Kathy had made two incorrect assumptions: that she did not have to post every score, and could compute her own handicap index. Each assumption goes to the core of the regulations under which handicap indexes are computed.
Handicap indexes reflect a player's potential ability. Although we might like to regulate which scores are used to determine an index, the only valid reflection of a player's potential comes from the posting of all scores. According to the USGA Handicap System, acceptable rounds for posting include those of 13 or more holes, consecutive nine-hole rounds, scores away from a home club, those from match play and other forms of competition, and rounds played using preferred lies.

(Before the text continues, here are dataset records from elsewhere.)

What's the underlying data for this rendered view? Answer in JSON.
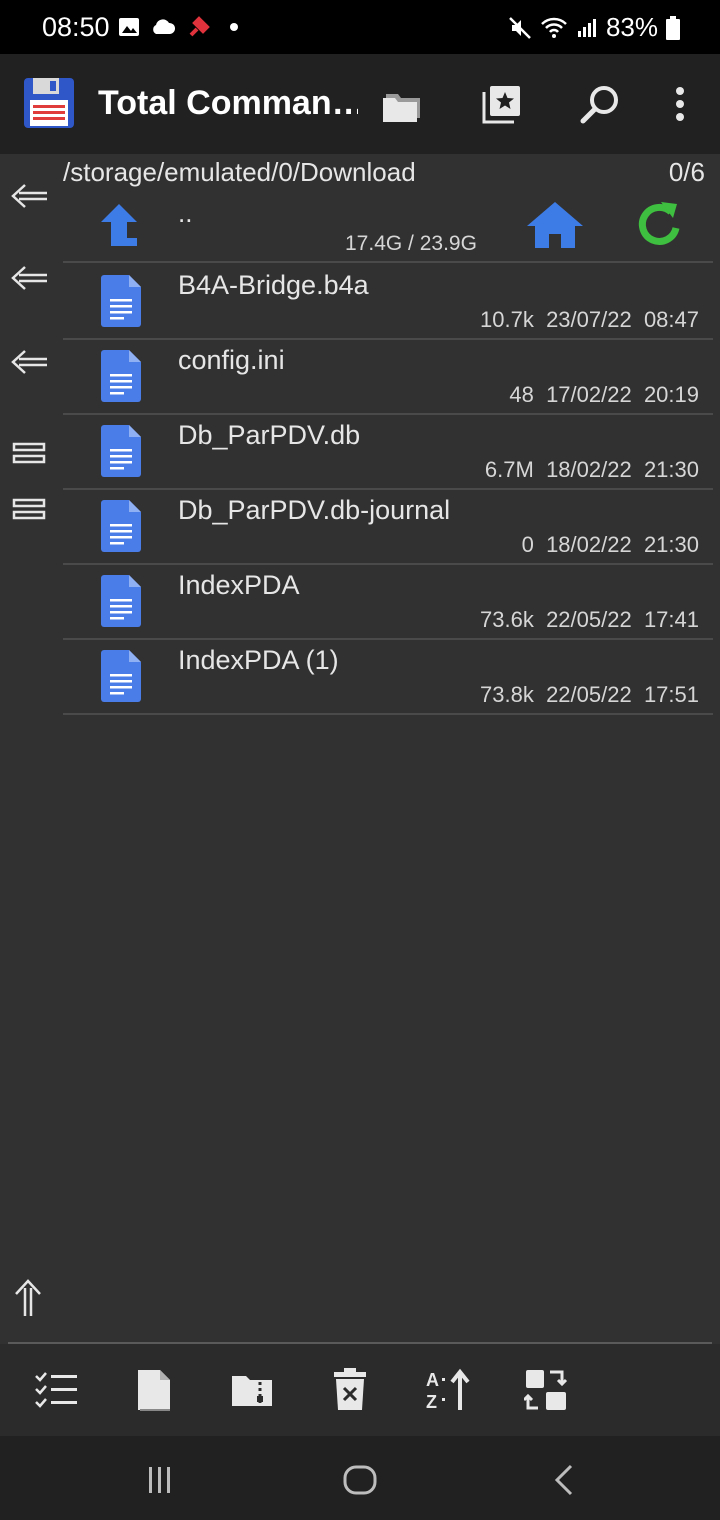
{
  "status_bar": {
    "time": "08:50",
    "battery": "83%",
    "icons_left": [
      "image-icon",
      "cloud-icon",
      "pin-icon",
      "dot-icon"
    ],
    "icons_right": [
      "mute-icon",
      "wifi-icon",
      "signal-icon",
      "battery-icon"
    ]
  },
  "app_bar": {
    "title": "Total Comman…",
    "actions": [
      "folder-icon",
      "bookmark-icon",
      "search-icon",
      "more-icon"
    ]
  },
  "path": {
    "current": "/storage/emulated/0/Download",
    "count": "0/6"
  },
  "parent": {
    "label": "..",
    "space": "17.4G / 23.9G"
  },
  "files": [
    {
      "name": "B4A-Bridge.b4a",
      "size": "10.7k",
      "date": "23/07/22",
      "time": "08:47"
    },
    {
      "name": "config.ini",
      "size": "48",
      "date": "17/02/22",
      "time": "20:19"
    },
    {
      "name": "Db_ParPDV.db",
      "size": "6.7M",
      "date": "18/02/22",
      "time": "21:30"
    },
    {
      "name": "Db_ParPDV.db-journal",
      "size": "0",
      "date": "18/02/22",
      "time": "21:30"
    },
    {
      "name": "IndexPDA",
      "size": "73.6k",
      "date": "22/05/22",
      "time": "17:41"
    },
    {
      "name": "IndexPDA (1)",
      "size": "73.8k",
      "date": "22/05/22",
      "time": "17:51"
    }
  ],
  "colors": {
    "background": "#313131",
    "app_bar": "#212121",
    "file_icon": "#4a7de8",
    "reload": "#3fbf3f",
    "home": "#3d7ce6"
  },
  "toolbar": [
    "select-icon",
    "new-file-icon",
    "zip-folder-icon",
    "delete-icon",
    "sort-icon",
    "swap-icon"
  ],
  "navbar": [
    "recents-icon",
    "home-icon",
    "back-icon"
  ]
}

Many golfers are aware that a handicap index is issued to a player by a club, be it a course or a "club without real estate," such as a league or social organization. A key component of every club is peer review, which is the reasonable and regular opportunity to play with fellow members and the ability of fellow members and a handicap committee to review posted scores and handicap indexes.
Think for a moment of a handicap index as a letter of introduction presented by a stranger you meet at the first tee. In essence, the club that person belongs to vouches for the accuracy of the index. We know this person's ability because we play with him on a regular basis. Some people may snicker at that analogy, but it is one of the tenets by which strangers accept each other's index in good faith and play a friendly match.
In that vein, Kathy errs in not posting every score, even those she considers casual. But an error of similar magnitude was made by the other 11 women. It was their responsibility, as members of the club that issues Kathy's index, to make sure she posted accurately and promptly. The women should alert the handicap committee of her failure to post. The committee would be responsible for making sure Kathy was aware of the guidelines for posting and adjust her index if necessary.
Kathy makes one other error, believing that she can calculate her own index using a computer program or an internet site. Although players may track their performance, allowing each player to compute their own index circumvents the credibility provided by peer review and a committee. Without peer review, players can manipulate their scores to result in any index they wish to provide. Detractors say the same could be true of posting at a club, but the individual must circumvent peer review and a committee. Those are two considerable obstacles.
Kathy still tracks her scores and statistics on her home computer, but she posts every round as soon as practicable. And she takes a greater role in ensuring other club members understand the importance of peer review and proper posting.